The road to Calvados begins with apples, which have been tempting man since the beginning of time, and alcohol, which has been doing so for nearly as long. Greeks, Romans, and Byzantines perfected the process of fermenting apples into cider long before Jesus was born, about the same time as Egyptian alchemists began distilling the essences of flowers herbs to make perfumes and cosmetics.

Trade and conquest would bring cider and distillation together at Gouberville’s villa 1,600 years later.

Basque sailors bought their apple wine with their Norman counterparts as early as the 700s. Meanwhile, invading Burgundians brought domestic apple-growing to Normandy. Normans began making their own cider during the 13th century when advances in apple pressing made manufacturing more efficient.

Calvados 1893 Pierre Huet
Calvados 1893 Pierre Huet

Distillation came relatively late to Normandy. The process already had been used on corn for Whisky, juniper berries for Gin, wine for Cognac and Armagnac, and even potatoes for Vodka by the time Gouberville’s friend suggested trying it on Apple Cider. From there, however, events moved quickly.

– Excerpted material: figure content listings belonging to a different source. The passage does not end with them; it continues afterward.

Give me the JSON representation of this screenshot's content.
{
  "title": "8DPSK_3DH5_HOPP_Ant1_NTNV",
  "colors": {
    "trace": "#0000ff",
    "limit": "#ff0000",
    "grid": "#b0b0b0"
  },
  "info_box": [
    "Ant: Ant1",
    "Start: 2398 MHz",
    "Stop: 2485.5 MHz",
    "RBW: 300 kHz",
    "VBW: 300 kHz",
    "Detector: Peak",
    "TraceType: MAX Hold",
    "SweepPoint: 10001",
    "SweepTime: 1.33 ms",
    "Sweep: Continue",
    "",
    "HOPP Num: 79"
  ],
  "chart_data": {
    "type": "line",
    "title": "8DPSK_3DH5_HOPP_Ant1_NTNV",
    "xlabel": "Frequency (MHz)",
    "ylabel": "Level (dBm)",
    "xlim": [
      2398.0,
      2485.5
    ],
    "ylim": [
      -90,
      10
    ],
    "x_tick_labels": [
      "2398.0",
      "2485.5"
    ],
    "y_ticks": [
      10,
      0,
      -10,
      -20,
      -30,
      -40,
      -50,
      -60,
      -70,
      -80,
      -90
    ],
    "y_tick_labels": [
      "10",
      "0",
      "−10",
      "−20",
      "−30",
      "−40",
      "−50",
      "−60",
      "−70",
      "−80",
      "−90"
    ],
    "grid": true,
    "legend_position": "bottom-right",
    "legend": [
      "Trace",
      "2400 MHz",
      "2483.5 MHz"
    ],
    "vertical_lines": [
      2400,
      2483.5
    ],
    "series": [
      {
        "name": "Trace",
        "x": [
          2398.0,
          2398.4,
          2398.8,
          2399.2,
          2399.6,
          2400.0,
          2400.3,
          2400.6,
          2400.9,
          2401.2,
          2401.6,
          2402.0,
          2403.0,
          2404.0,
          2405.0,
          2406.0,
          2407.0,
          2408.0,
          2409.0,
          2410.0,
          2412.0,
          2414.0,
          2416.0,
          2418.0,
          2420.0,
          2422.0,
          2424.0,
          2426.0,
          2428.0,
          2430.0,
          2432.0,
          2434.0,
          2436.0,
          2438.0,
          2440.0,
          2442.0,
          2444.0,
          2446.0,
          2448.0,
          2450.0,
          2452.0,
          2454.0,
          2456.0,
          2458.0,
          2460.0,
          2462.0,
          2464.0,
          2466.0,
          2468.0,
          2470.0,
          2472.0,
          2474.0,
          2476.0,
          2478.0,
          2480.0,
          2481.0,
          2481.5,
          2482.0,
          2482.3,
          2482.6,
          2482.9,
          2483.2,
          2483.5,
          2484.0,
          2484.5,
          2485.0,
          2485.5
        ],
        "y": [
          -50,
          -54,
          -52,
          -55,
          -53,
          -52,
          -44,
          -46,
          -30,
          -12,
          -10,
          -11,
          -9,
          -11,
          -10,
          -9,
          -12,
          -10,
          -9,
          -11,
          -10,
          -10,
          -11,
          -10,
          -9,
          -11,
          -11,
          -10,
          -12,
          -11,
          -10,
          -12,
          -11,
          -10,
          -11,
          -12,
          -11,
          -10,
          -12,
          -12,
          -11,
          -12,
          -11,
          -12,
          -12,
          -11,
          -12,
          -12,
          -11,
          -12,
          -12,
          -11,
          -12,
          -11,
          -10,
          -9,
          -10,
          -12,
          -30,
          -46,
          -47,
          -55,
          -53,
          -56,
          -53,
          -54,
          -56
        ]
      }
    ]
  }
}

During the late 1500s, inhabitants adopted the name “Calvados” for their homeland – though not yet for the eau de vie that Gouberville had “invented.” The name probably comes from the El Salvador, a ship of Philip II’s famed Spanish Armada, which ran aground and was plundered by local citizens in 1588. They commemorated their windfall by naming the site after the wreck, and over the years it evolved from Salvador to Calvador to Calvados.

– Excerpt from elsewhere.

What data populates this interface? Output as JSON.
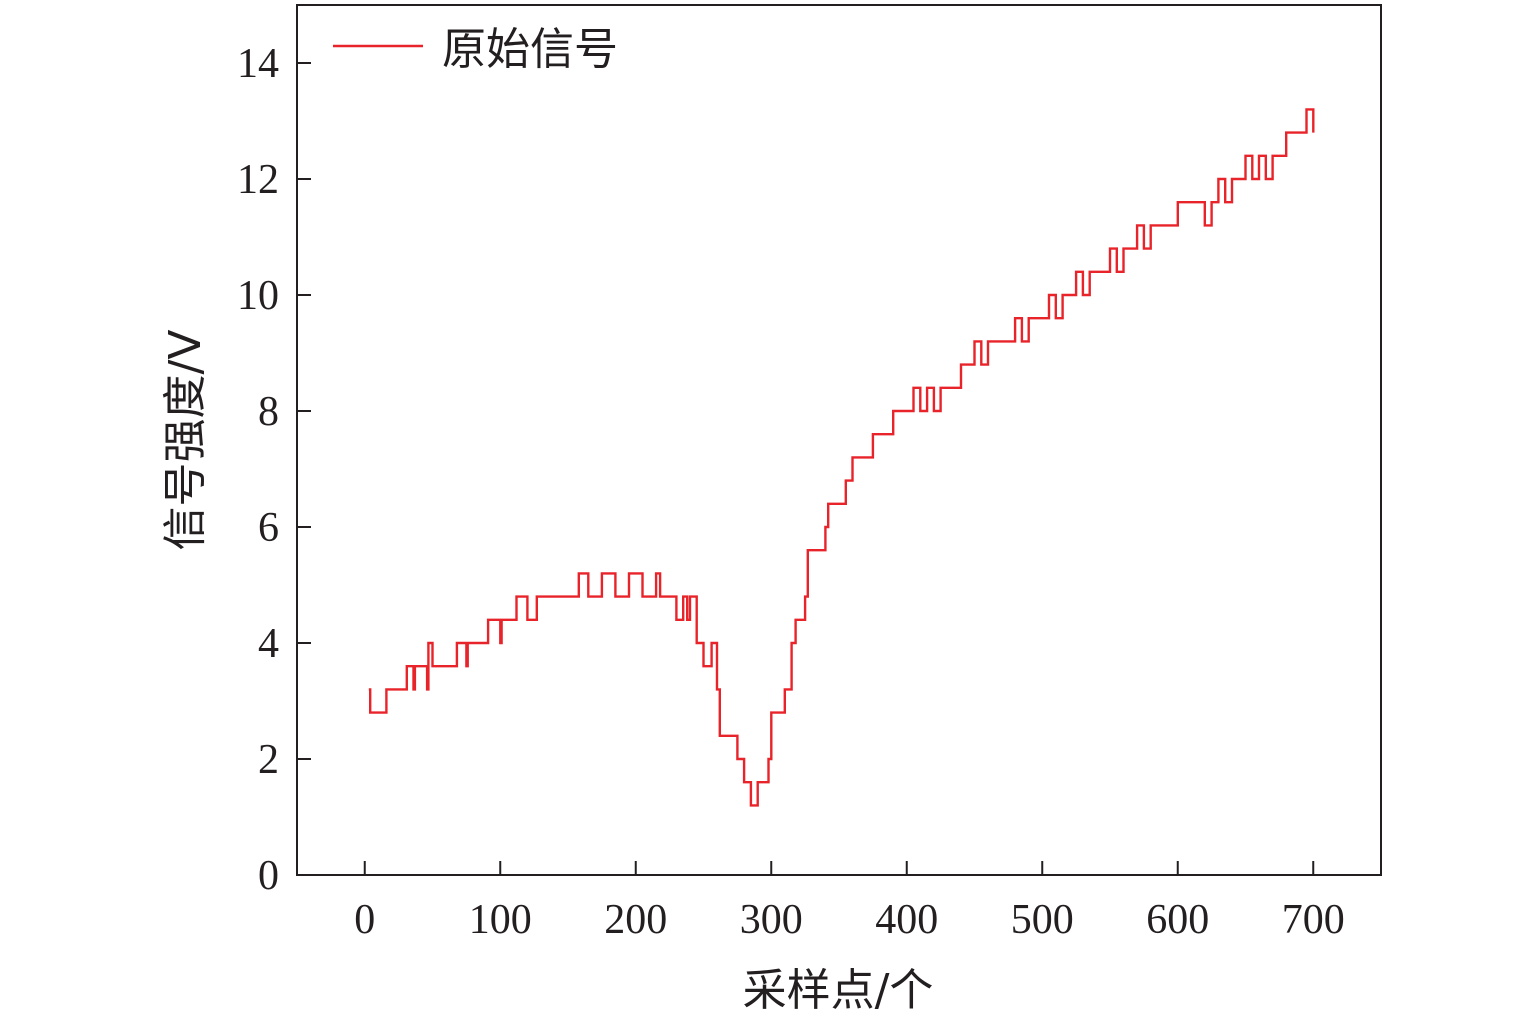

It took only a few decades for an Apple Cider distillation guild to be created in 1606. Demand rose as the Little Ice Age began killing off France’s grapevines and limiting supplies of grain for malt beverages. Production techniques and acreage devoted to orchards increased dramatically.

The Apple Brandy’s success did not go unnoticed by the crown, and Louis XIV imposed harsh taxes on the spirit while limiting its production and sale in an effort to protect the Cognac and Armagnac industries. The restrictions lasted until the French Revolution when Calvados officially became a department of old Normandy. The apple liquor distilled there came to be known as Calvados as well, but only officially adopted the name in 1942.

Apple trees quadrupled to 14 million hectares before the turn of the century

The Renaissance Calvados enjoyed at the expense of grape brandies thanks to the Little Ice Age repeated itself with the phylloxera vastatrix outbreak during the last quarter of the 19th century. The area’s orchards thrived as grapevines succumbed to the virus, and land devoted to apple trees quadrupled to 14 million hectares before the turn of the century.

At the dawn of the 20th century, Calvados production had become a true industry. Owners and merchants established production efficiencies, quality control measures such as filtration and controlled blending, and distribution networks throughout France and northern Europe. Cider processing grew from local facilities to include distilleries in virtually every canton.  Businessmen created wholesale operations, buying Calvados from farmers and selling it for a profit at the ports of Caen and Cherbourg.

The good times ended as conflict erupted on the Continent. During World War I, apples and cider were diverted to the war effort, leaving little supply for Calvados, and in World War II, German occupiers seized local alcohol – except for Armagnac and Cognac – for similar purposes until 1942 when Calvados received an appellation d’origine.